L’Affaire Kishishe : Un Cas d’École de Désinformation
Le 30 novembre 2022, les médias congolais ont affirmé que l’AFC/M23 aurait massacré près de 300 civils à Kishishe, dans le Nord-Kivu. En l’absence de toute enquête indépendante crédible, les chiffres ont varié entre 8 et 300 morts selon les sources. Une exploitation médiatique intense s’en est suivie, appuyée par des réactions diplomatiques françaises et belges. Jusqu’à ce jour, aucune preuve matérielle solide ne vient confirmer de manière irréfutable cette version officielle. En revanche, plusieurs rapports font état de provocations militaires, d’embuscades tendues par les FDLR et Wazalendo, ainsi que de règlements de compte internes dans la zone.
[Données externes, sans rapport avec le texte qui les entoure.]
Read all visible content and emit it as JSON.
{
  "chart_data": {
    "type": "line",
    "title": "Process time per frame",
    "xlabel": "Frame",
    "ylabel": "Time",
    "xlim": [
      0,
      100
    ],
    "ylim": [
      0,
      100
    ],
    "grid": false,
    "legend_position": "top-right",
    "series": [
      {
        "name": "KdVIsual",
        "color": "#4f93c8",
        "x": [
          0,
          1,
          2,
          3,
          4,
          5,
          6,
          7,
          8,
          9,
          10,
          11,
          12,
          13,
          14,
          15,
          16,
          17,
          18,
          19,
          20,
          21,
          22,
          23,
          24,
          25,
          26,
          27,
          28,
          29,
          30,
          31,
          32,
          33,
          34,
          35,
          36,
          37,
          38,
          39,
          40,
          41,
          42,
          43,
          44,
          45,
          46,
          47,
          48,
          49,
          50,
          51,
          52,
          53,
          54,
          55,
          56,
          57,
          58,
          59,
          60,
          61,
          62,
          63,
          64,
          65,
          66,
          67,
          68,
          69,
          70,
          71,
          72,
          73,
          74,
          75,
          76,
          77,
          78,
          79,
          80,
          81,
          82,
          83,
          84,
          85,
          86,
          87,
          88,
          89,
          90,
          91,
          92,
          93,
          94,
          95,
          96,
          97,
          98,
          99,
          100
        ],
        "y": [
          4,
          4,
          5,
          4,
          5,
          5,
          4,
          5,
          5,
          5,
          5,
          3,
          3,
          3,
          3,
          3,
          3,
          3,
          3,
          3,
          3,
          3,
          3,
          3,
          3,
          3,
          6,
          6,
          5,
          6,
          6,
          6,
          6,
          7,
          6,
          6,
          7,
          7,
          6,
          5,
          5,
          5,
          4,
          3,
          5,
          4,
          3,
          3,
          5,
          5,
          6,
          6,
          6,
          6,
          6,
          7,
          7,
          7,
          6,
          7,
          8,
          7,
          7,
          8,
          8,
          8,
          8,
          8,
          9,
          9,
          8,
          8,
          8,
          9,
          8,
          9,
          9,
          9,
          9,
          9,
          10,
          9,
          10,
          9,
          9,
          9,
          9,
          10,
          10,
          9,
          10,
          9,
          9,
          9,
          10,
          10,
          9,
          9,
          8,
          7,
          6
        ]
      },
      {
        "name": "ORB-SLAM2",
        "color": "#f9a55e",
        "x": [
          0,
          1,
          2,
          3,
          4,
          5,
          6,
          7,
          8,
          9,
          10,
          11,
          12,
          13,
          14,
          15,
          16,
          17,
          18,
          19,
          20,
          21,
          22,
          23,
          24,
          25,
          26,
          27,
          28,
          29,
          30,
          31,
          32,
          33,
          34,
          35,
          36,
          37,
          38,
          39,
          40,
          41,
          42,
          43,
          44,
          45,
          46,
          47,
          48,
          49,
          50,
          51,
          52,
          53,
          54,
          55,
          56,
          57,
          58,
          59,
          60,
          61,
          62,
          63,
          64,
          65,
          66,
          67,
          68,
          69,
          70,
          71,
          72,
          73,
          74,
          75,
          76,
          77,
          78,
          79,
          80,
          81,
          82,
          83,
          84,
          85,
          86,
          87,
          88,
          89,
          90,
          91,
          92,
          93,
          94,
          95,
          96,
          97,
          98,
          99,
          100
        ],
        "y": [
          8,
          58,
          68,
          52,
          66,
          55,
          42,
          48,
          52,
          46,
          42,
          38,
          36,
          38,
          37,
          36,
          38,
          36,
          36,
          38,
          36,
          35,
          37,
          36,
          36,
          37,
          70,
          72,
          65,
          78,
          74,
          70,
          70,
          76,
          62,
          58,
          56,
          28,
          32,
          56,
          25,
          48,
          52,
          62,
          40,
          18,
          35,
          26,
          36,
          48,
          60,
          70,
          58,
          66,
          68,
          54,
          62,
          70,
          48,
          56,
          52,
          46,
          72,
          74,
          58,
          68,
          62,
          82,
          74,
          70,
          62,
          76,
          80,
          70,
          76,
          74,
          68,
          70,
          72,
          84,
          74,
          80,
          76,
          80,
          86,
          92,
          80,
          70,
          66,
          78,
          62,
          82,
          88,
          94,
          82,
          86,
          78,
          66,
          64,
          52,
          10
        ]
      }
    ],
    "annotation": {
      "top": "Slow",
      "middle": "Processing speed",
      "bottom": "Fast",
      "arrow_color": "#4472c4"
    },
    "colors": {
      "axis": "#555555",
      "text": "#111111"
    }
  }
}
À l’inverse, les exactions subies par les Banyamulenge, les Tutsi du Nord-Kivu, ou encore les Hema de l’Ituri, sont régulièrement passées sous silence. En avril 2020, quatre femmes Banyamulenge furent enlevées, violées et mutilées par les MAI-MAI en complicité 30 avec les FARDC à Minembwe. Leurs corps ont été présentés au bureau local de la MONUSCO. Le 30 juin 2021, toujours à Minembwe , un massacre des nombreuses mamans Banyamulenge qui faisait le sit-in, réclamant qu’un bebe de deux mois soit libéré du container qui servait de prison. Aucun rapport officiel n’a documenté cet acte d’une violence extrême. Aucune réaction de Paris, Bruxelles ou Kinshasa.
Ce double standard est révélateur. Les faits atroces commis contre certaines minorités ne semblent pas mériter la même attention ni la même indignation.
Une Guerre Médiatique à Sens Unique
Les images effroyables circulant depuis Kinshasa, Kisangani ou Uvira montrent des populations désespérées qui, paradoxalement, appellent à l’intervention de l’AFC/M23 pour les protéger des abus des forces gouvernementales et milices locales. Ce constat est ignoré par les grandes chaînes internationales et les diplomaties occidentales, qui préfèrent répéter des narratifs confortables, même s’ils s’avèrent inexacts.
Dans une guerre où la vérité est la première victime, l’absence de pluralité des sources, la politisation des chiffres et le silence complice de certaines organisations internationales produisent une version de l’histoire partielle et profondément biaisée.
Il est temps de reconnaître que la réalité du conflit à l’Est de la RDC ne se résume pas à un récit manichéen où l’AFC/M23 serait responsable de tous les maux. Les vrais bourreaux sont souvent ceux qui détiennent les armes de l'État ou agissent sous sa bénédiction tacite. La guerre médiatique qui accompagne les combats sur le terrain est un outil de désinformation massive, conçu pour détourner l’attention des responsabilités internes et éviter toute remise en question du système congolais. Pour les victimes réelles, invisibles et oubliées, ce silence est une seconde mort.